European stock markets fall amid China concerns
At home, all eyes were Michael Noonan's Budget yesterday, but it was a choppy day for European stock markets as Chinese trade data pointed to continued weakness in the country's economy.
China's exports fell less than expected in September but a sharper fall in imports left economists divided over whether the country's ailing trade sector is showing signs of turning around. The data was not enough to suggest a greater risk of a hard landing, but it did feed expectations that Beijing will cut interest rates again soon and announce other measures to avert a sharper economic slowdown.

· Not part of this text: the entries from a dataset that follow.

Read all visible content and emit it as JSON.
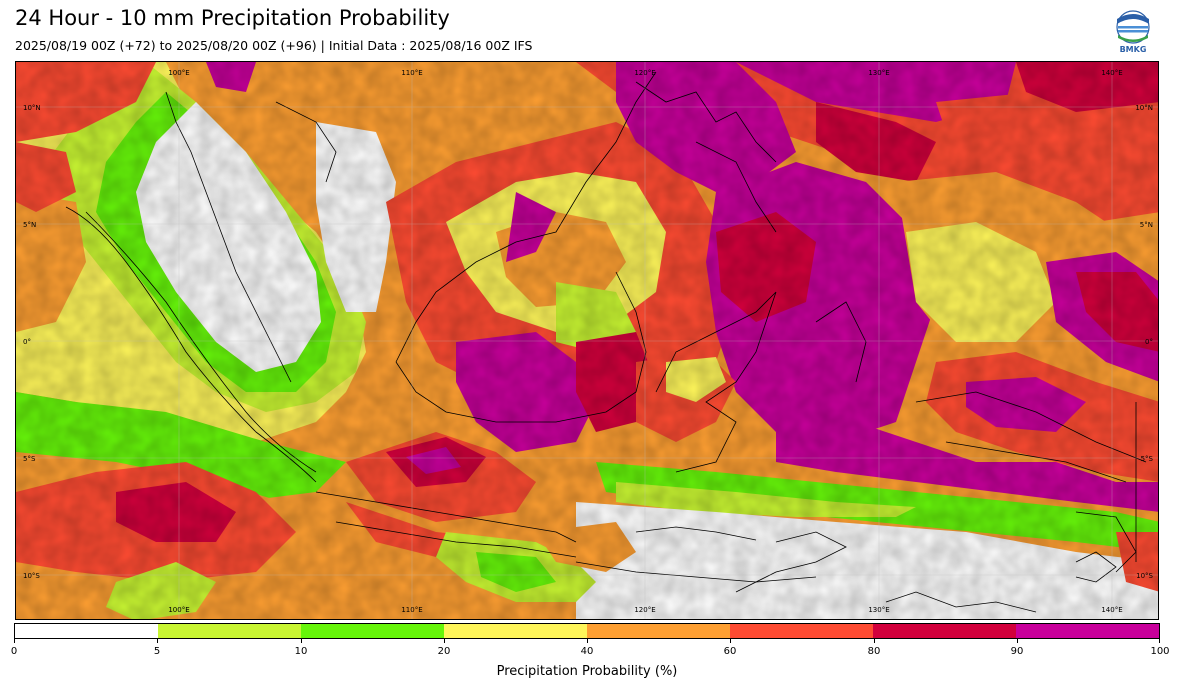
{
  "title": "24 Hour - 10 mm Precipitation Probability",
  "subtitle": "2025/08/19 00Z (+72) to 2025/08/20 00Z (+96) | Initial Data : 2025/08/16 00Z IFS",
  "logo_text": "BMKG",
  "map": {
    "lon_labels_top": [
      "100°E",
      "110°E",
      "120°E",
      "130°E",
      "140°E"
    ],
    "lon_labels_bottom": [
      "100°E",
      "110°E",
      "120°E",
      "130°E",
      "140°E"
    ],
    "lat_labels_left": [
      "10°N",
      "5°N",
      "0°",
      "5°S",
      "10°S"
    ],
    "lat_labels_right": [
      "10°N",
      "5°N",
      "0°",
      "5°S",
      "10°S"
    ]
  },
  "colorbar": {
    "label": "Precipitation Probability (%)",
    "ticks": [
      "0",
      "5",
      "10",
      "20",
      "40",
      "60",
      "80",
      "90",
      "100"
    ],
    "colors": [
      "#ffffff",
      "#c8f532",
      "#66f50a",
      "#fef55a",
      "#fe9f32",
      "#fe4b32",
      "#d2003c",
      "#c8009b"
    ]
  }
}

The big corporate news of the day was that SABMiller accepted a takeover proposal from Anheuser-Busch, which set out a cash-and-share package currently worth about £69bn (€92bn).

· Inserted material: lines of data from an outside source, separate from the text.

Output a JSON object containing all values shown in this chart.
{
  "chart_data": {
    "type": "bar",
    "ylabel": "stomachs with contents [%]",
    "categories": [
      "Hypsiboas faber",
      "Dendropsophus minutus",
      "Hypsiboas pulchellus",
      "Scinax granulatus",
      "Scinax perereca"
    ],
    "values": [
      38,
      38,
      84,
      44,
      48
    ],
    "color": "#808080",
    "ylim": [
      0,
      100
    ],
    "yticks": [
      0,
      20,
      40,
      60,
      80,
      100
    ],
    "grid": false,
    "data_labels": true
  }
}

In Ireland, the ISEQ Overall Index bucked the downward trend of other European bourses, closing 0.3pc, or 18.10 points higher, at 6,151.14. Bank of Ireland fell 1.4pc to 34 cent as Michael Noonan said the bank levy will be extended to 2021.
But other shares ticked up, with Ryanair adding 1.7pc to €12.82 and Kingspan rising 1.8pc to €20.66.

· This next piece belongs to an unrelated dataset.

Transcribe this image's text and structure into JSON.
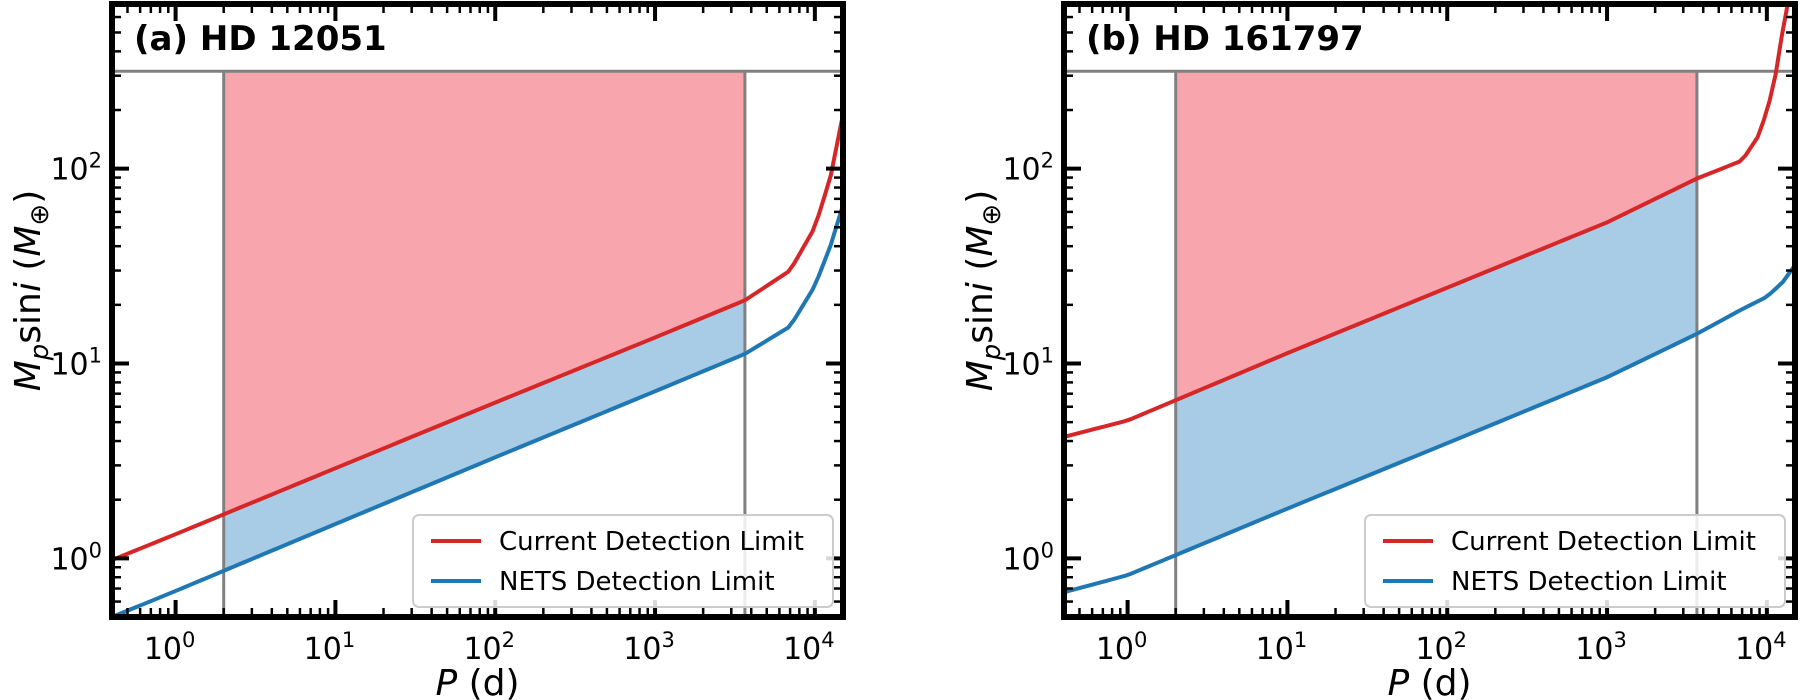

Hotel group Dalata added 2.3pc to €4.40 after it confirmed it's buying the Clarion Hotel in Cork for €35m.
Shares in packaging giant Smurfit Kappa declined 1.6p to €23.70.
Also of Irish interest, Dublin-based aircraft leasing firm AerCap said that it delivered $350m worth of aircraft to customers during the third quarter.
The UK's FTSE-100 fell 0.45pc. Germany's DAX was down 0.86pc and France's CAC-40 was almost 1pc lower.
Weaker-than-expected UK inflation and German investor sentiment reports also pushed bond yields lower.